56. Find the value of a and b if the tangent to y=(a/x²)+b at (2,4) has slope m-sub-tan=-2.
58. Find k if the curve y=x²+k is tangent to the line y=2x.

Answer
There may be several question, but they won't take long to answer.

2 Divide numerator and denominator by x².  As x->∞, you get -1/1 = -1.

4 Limit x/x as x->0 is 1/1 = 1. A

6 Multiply numerator and denominator by 1/x² and the answer is -1/4.  B

7 The limit x-> f(x) is 0, but at f(0), the function is 3.
From this, the function is continuous everywhere but at 0.  B

9 sin(x) always oscillates between -1 and 1, so it has not limit. A

10 f(x) = (x²-x)/(2x) = x(x-1)/2x = (x-1)/2 = -1/2.  B

51 y' = x² - 3x + 2, so y' = (x-2)(x-1).
That means it has 0 slope at x=1 and x=2.

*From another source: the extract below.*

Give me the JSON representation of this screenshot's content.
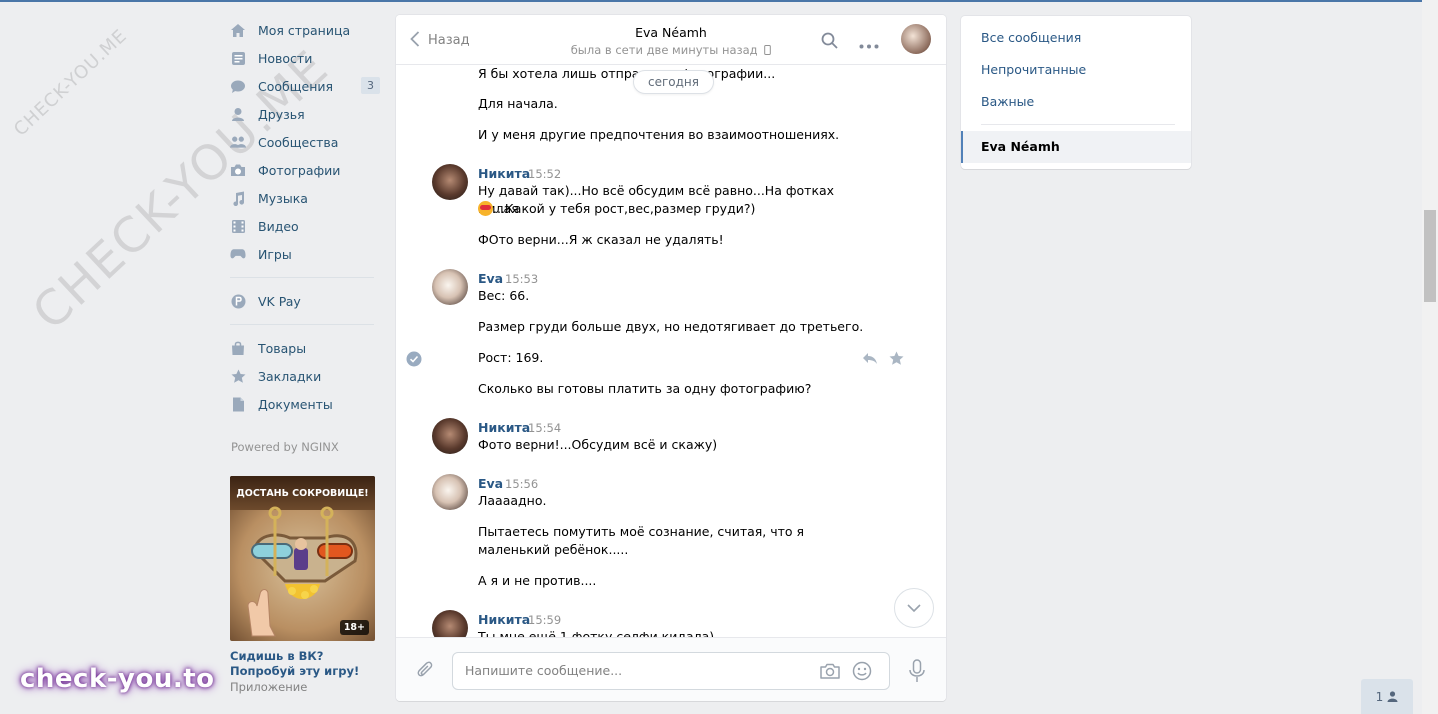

56 I don't understand the question.
The slope is y' = -2a/x³, and at x=2, the slope is -2a/8 = -a/4.

58 The slope of the line is 2, wand the slope of the parabola is 2x.
Since 2x=2 at x=1, the value of the line at x=1 is y = 2•1 => y = 2.
For (1,2) to be on the parabola, y = x² + k, we need 2 = 1² + k, which says k = 1.